When starting fabricmanager on Ubuntu 20.04, this is the error that I get:
● nvidia-fabricmanager.service - NVIDIA fabric manager service
Loaded: loaded (/lib/systemd/system/nvidia-fabricmanager.service; enabled; vendor preset: enabled)
Active: failed (Result: exit-code) since Thu 2023-06-01 12:54:16 CEST; 1h 55min left
Process: 2965 ExecStart=/usr/bin/nv-fabricmanager -c /usr/share/nvidia/nvswitch/fabricmanager.cfg (code=exited, status=1/F>
jun 01 12:54:09 monster systemd[1]: Starting NVIDIA fabric manager service...
jun 01 12:54:16 monster nv-fabricmanager[2971]: request to query NVSwitch device information from NVSwitch driver failed with >
jun 01 12:54:16 monster systemd[1]: nvidia-fabricmanager.service: Control process exited, code=exited, status=1/FAILURE
jun 01 12:54:16 monster systemd[1]: nvidia-fabricmanager.service: Failed with result 'exit-code'.
jun 01 12:54:16 monster systemd[1]: Failed to start NVIDIA fabric manager service.
This is the output from nvidia-smi:
Thu Jun 1 11:10:37 2023
+---------------------------------------------------------------------------------------+
| NVIDIA-SMI 530.30.02 Driver Version: 530.30.02 CUDA Version: 12.1 |
|-----------------------------------------+----------------------+----------------------+
| GPU Name Persistence-M| Bus-Id Disp.A | Volatile Uncorr.

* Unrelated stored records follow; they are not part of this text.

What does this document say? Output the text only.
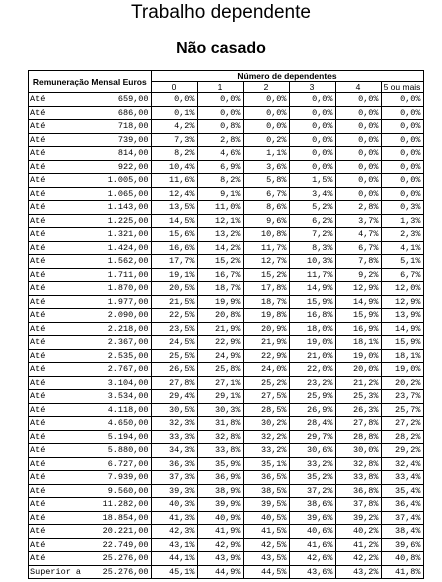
Trabalho dependente
Não casado
Remuneração Mensal Euros		Número de dependentes					
		0	1	2	3	4	5 ou mais
Até	659,00	0,0%	0,0%	0,0%	0,0%	0,0%	0,0%
Até	686,00	0,1%	0,0%	0,0%	0,0%	0,0%	0,0%
Até	718,00	4,2%	0,8%	0,0%	0,0%	0,0%	0,0%
Até	739,00	7,3%	2,8%	0,2%	0,0%	0,0%	0,0%
Até	814,00	8,2%	4,6%	1,1%	0,0%	0,0%	0,0%
Até	922,00	10,4%	6,9%	3,6%	0,0%	0,0%	0,0%
Até	1.005,00	11,6%	8,2%	5,8%	1,5%	0,0%	0,0%
Até	1.065,00	12,4%	9,1%	6,7%	3,4%	0,0%	0,0%
Até	1.143,00	13,5%	11,0%	8,6%	5,2%	2,8%	0,3%
Até	1.225,00	14,5%	12,1%	9,6%	6,2%	3,7%	1,3%
Até	1.321,00	15,6%	13,2%	10,8%	7,2%	4,7%	2,3%
Até	1.424,00	16,6%	14,2%	11,7%	8,3%	6,7%	4,1%
Até	1.562,00	17,7%	15,2%	12,7%	10,3%	7,8%	5,1%
Até	1.711,00	19,1%	16,7%	15,2%	11,7%	9,2%	6,7%
Até	1.870,00	20,5%	18,7%	17,8%	14,9%	12,9%	12,0%
Até	1.977,00	21,5%	19,9%	18,7%	15,9%	14,9%	12,9%
Até	2.090,00	22,5%	20,8%	19,8%	16,8%	15,9%	13,9%
Até	2.218,00	23,5%	21,9%	20,9%	18,0%	16,9%	14,9%
Até	2.367,00	24,5%	22,9%	21,9%	19,0%	18,1%	15,9%
Até	2.535,00	25,5%	24,9%	22,9%	21,0%	19,0%	18,1%
Até	2.767,00	26,5%	25,8%	24,0%	22,0%	20,0%	19,0%
Até	3.104,00	27,8%	27,1%	25,2%	23,2%	21,2%	20,2%
Até	3.534,00	29,4%	29,1%	27,5%	25,9%	25,3%	23,7%
Até	4.118,00	30,5%	30,3%	28,5%	26,9%	26,3%	25,7%
Até	4.650,00	32,3%	31,8%	30,2%	28,4%	27,8%	27,2%
Até	5.194,00	33,3%	32,8%	32,2%	29,7%	28,8%	28,2%
Até	5.880,00	34,3%	33,8%	33,2%	30,6%	30,0%	29,2%
Até	6.727,00	36,3%	35,9%	35,1%	33,2%	32,8%	32,4%
Até	7.939,00	37,3%	36,9%	36,5%	35,2%	33,8%	33,4%
Até	9.560,00	39,3%	38,9%	38,5%	37,2%	36,8%	35,4%
Até	11.282,00	40,3%	39,9%	39,5%	38,6%	37,8%	36,4%
Até	18.854,00	41,3%	40,9%	40,5%	39,6%	39,2%	37,4%
Até	20.221,00	42,3%	41,9%	41,5%	40,6%	40,2%	38,4%
Até	22.749,00	43,1%	42,9%	42,5%	41,6%	41,2%	39,6%
Até	25.276,00	44,1%	43,9%	43,5%	42,6%	42,2%	40,8%
Superior a	25.276,00	45,1%	44,9%	44,5%	43,6%	43,2%	41,8%
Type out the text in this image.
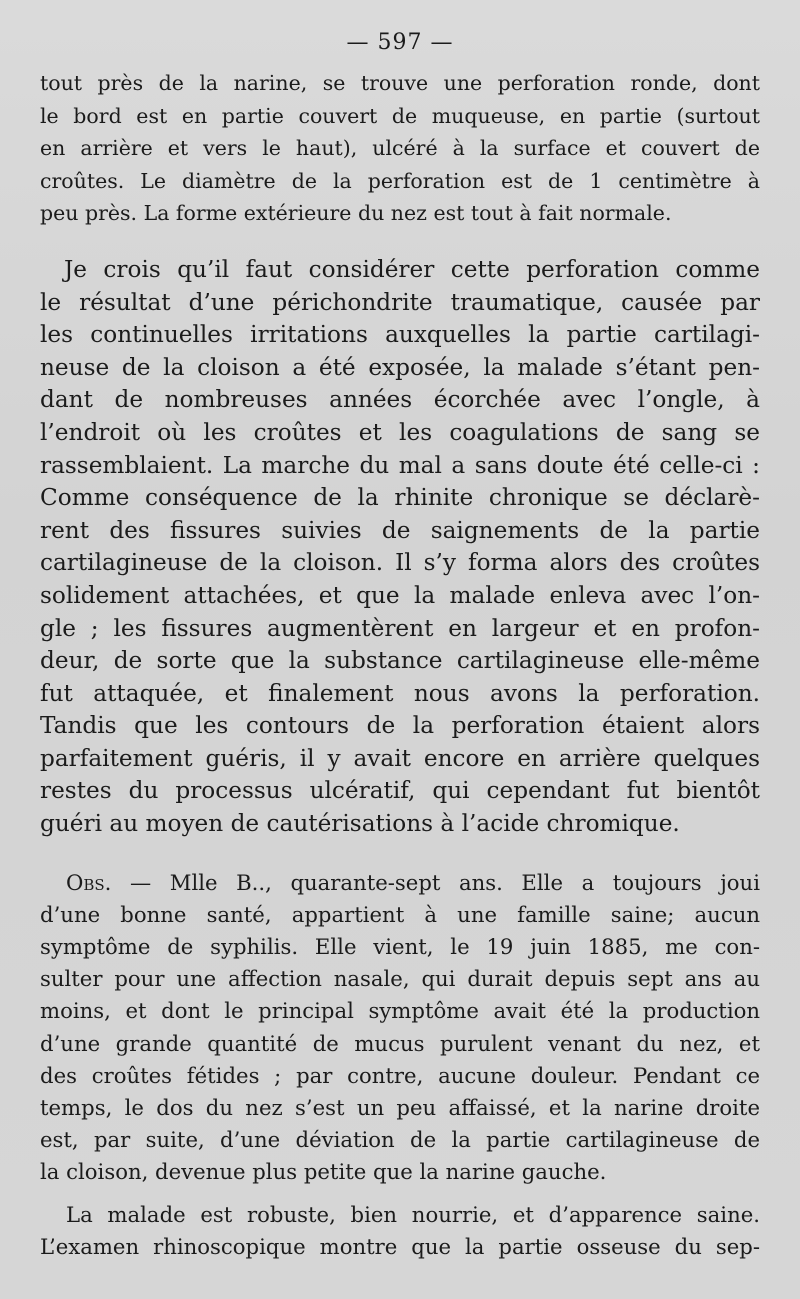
— 597 —
tout près de la narine, se trouve une perforation ronde, dont
le bord est en partie couvert de muqueuse, en partie (surtout
en arrière et vers le haut), ulcéré à la surface et couvert de
croûtes. Le diamètre de la perforation est de 1 centimètre à
peu près. La forme extérieure du nez est tout à fait normale.
Je crois qu’il faut considérer cette perforation comme
le résultat d’une périchondrite traumatique, causée par
les continuelles irritations auxquelles la partie cartilagi-
neuse de la cloison a été exposée, la malade s’étant pen-
dant de nombreuses années écorchée avec l’ongle, à
l’endroit où les croûtes et les coagulations de sang se
rassemblaient. La marche du mal a sans doute été celle-ci :
Comme conséquence de la rhinite chronique se déclarè-
rent des fissures suivies de saignements de la partie
cartilagineuse de la cloison. Il s’y forma alors des croûtes
solidement attachées, et que la malade enleva avec l’on-
gle ; les fissures augmentèrent en largeur et en profon-
deur, de sorte que la substance cartilagineuse elle-même
fut attaquée, et finalement nous avons la perforation.
Tandis que les contours de la perforation étaient alors
parfaitement guéris, il y avait encore en arrière quelques
restes du processus ulcératif, qui cependant fut bientôt
guéri au moyen de cautérisations à l’acide chromique.
Obs. — Mlle B.., quarante-sept ans. Elle a toujours joui
d’une bonne santé, appartient à une famille saine; aucun
symptôme de syphilis. Elle vient, le 19 juin 1885, me con-
sulter pour une affection nasale, qui durait depuis sept ans au
moins, et dont le principal symptôme avait été la production
d’une grande quantité de mucus purulent venant du nez, et
des croûtes fétides ; par contre, aucune douleur. Pendant ce
temps, le dos du nez s’est un peu affaissé, et la narine droite
est, par suite, d’une déviation de la partie cartilagineuse de
la cloison, devenue plus petite que la narine gauche.
La malade est robuste, bien nourrie, et d’apparence saine.
L’examen rhinoscopique montre que la partie osseuse du sep-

ECC |
| Fan Temp Perf Pwr:Usage/Cap| Memory-Usage | GPU-Util Compute M. |
| | | MIG M. |
|=========================================+======================+======================|
| 0 NVIDIA RTX A4000 On | 00000000:17:00.0 Off | Off |
| 41% 41C P8 13W / 140W| 420MiB / 16376MiB | 2% Default |
| | | N/A |
+-----------------------------------------+----------------------+----------------------+
| 1 NVIDIA A100 80GB PCIe On | 00000000:31:00.0 Off | 0 |
| N/A 50C P0 60W / 300W| 5MiB / 81920MiB | 0% Default |
| | | Disabled |
+-----------------------------------------+----------------------+----------------------+
| 2 NVIDIA A100 80GB PCIe On | 00000000:4B:00.0 Off | 0 |
| N/A 48C P0 58W / 300W| 5MiB / 81920MiB | 0% Default |
| | | Disabled |
+-----------------------------------------+----------------------+----------------------+
| 3 NVIDIA A100 80GB PCIe On | 00000000:B1:00.0 Off | 0 |
| N/A 49C P0 60W / 300W| 5MiB / 81920MiB | 0% Default |
| | | Disabled |
+-----------------------------------------+----------------------+----------------------+
| 4 NVIDIA A100 80GB PCIe On | 00000000:CA:00.0 Off | 0 |
| N/A 49C P0 59W / 300W| 5MiB / 81920MiB | 0% Default |
| | | Disabled |
+-----------------------------------------+----------------------+----------------------+
+---------------------------------------------------------------------------------------+
| Processes: |
| GPU GI CI PID Type Process name GPU Memory |
| ID ID Usage |
|=======================================================================================|
| 0 N/A N/A 2794 G /usr/lib/xorg/Xorg 128MiB |
| 0 N/A N/A 3190 G /usr/bin/gnome-shell 90MiB |
| 0 N/A N/A 4244 G /usr/lib/firefox/firefox 199MiB |
| 1 N/A N/A 2794 G /usr/lib/xorg/Xorg 4MiB |
| 2 N/A N/A 2794 G /usr/lib/xorg/Xorg 4MiB |
| 3 N/A N/A 2794 G /usr/lib/xorg/Xorg 4MiB |
| 4 N/A N/A 2794 G /usr/lib/xorg/Xorg 4MiB |
+---------------------------------------------------------------------------------------+
Can you please advise how to solve this?
I have matching versions of nvidia-driver and cuda-drivers-fabricmanager installed (530.30.02). I also have SR-IOV Enabled in BIOS.